Nurses’ Perceptions Regarding Exposure to COVID-19 Risks, and Impact of COVID-19 Outbreak on their Work and Psychosocial Health: A Cross-sectional Study
Nora H. Elneblawi1, Rami A. Elshatarat1, Khadega A. Elhefnawy1, 2, Inas A. Ebeid3, 4, Mohammed S. Aljohani1, Naif S. Alzahrani1, Abdulaziz Mofdy Almarwani4, Zyad T. Saleh5, *
Identifiers and Pagination:Year: 2022
E-location ID: e187443462210310
Publisher ID: e187443462210310
Article History:Received Date: 24/4/2022
Revision Received Date: 13/7/2022
Acceptance Date: 19/9/2022
Electronic publication date: 30/12/2022
Collection year: 2022
open-access license: This is an open access article distributed under the terms of the Creative Commons Attribution 4.0 International Public License (CC-BY 4.0), a copy of which is available at: https://creativecommons.org/licenses/by/4.0/legalcode. This license permits unrestricted use, distribution, and reproduction in any medium, provided the original author and source are credited.
Coronavirus (COVID) is a large family of RNA viruses that cause illnesses ranging from the common cold to more severe symptoms.
Determine nurses’ perceptions in Saudi Arabia regarding their risks, measures and coping mechanisms to prevent COVID-19 infection and transmission and the significant associated factors for their anxiety.
This is a correlational cross-sectional study. A convenience sampling method was used to recruit a total of 345 nurses. A valid and reliable questionnaire was adapted from a previous study and the generalized anxiety disorder-2 items (GAD-2) scale was used to collect the data.

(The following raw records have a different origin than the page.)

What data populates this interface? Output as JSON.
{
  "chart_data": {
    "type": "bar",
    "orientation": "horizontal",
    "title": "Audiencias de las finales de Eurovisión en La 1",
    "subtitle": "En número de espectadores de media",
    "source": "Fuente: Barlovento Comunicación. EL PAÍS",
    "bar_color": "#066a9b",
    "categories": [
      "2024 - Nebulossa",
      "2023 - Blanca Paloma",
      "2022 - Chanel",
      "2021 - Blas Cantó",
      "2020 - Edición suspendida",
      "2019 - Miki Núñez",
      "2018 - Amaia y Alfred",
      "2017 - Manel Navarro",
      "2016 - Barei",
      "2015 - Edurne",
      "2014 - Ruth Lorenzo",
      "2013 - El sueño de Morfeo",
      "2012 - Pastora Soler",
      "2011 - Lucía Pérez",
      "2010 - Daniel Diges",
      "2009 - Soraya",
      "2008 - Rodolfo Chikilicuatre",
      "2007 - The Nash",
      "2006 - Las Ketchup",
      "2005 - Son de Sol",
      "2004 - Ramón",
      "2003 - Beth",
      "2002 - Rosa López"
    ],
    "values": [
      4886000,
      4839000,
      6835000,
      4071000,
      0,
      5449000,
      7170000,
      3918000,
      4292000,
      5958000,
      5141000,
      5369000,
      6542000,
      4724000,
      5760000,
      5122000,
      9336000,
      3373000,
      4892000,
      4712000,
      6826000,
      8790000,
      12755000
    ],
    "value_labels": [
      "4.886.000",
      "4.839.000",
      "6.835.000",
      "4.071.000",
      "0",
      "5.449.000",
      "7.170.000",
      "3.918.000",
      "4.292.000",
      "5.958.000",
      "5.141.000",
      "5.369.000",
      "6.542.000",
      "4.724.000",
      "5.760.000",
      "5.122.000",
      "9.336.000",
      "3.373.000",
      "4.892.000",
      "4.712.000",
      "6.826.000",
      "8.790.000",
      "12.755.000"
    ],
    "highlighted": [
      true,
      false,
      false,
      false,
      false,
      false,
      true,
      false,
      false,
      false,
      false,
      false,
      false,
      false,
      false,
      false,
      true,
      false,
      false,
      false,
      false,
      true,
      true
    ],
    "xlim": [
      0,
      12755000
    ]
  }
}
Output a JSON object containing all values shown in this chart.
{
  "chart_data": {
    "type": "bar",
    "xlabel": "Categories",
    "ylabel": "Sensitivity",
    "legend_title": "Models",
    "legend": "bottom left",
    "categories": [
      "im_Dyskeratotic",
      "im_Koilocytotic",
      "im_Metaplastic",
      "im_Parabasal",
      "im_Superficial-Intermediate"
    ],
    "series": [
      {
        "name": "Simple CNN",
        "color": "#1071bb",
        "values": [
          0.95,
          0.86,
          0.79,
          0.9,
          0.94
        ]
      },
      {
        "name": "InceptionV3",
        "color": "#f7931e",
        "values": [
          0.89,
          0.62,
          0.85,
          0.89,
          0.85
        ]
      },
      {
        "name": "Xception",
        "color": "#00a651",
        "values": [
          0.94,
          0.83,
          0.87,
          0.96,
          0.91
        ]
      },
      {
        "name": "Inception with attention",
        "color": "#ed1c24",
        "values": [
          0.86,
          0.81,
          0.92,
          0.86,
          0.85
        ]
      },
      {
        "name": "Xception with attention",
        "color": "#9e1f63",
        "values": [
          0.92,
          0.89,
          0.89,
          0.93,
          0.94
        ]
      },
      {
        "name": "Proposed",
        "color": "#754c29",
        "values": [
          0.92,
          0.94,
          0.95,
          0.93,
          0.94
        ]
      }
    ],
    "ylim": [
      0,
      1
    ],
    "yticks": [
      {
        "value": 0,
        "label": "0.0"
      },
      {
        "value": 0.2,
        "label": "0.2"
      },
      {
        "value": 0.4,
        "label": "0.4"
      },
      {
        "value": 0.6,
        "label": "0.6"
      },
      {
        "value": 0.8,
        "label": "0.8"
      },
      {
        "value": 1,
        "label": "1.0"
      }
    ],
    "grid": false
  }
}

The majority of the participants (75.7%) perceived that they were most likely at risk of getting COVID-19. In terms of preventative actions,84.3% said they were avoiding crowded places, 77.4% were adhering to protocols and recommended measures, about 73.0% of participants were taking nutritional supplements and vitamins, practicing exercises, and changing out of work clothes, 54.8% were taking a shower before going home, and 53.9% were temporarily staying away from home in alternative housing to prevent having COVID-19 or transmitting the virus to their relatives. Furthermore, significant association was found between the participants’ anxiety and the male gender (r=0.1, p=0.04), less nursing experience (r=0.41, p=0.02), number of children (r=0.35, p=0.03). Additionally, participants exposed to COVID-19 patients, who did not implement the measures and coping mechanisms to prevent COVID-19 were significantly associated with a high level of GAD-2.
The majority of nurses perceived that they were at high risk of getting COVID-19 and were concerned that they could easily transmit COVID-19 to their relatives. As a result, many implemented preventive measures to protect themselves and prevent transmission of COVID-19 to their families and relatives. The continued attendance of health education programs about COVID-19 as well as the implementation of basic standard precautions, is essential to protect health workers and their families.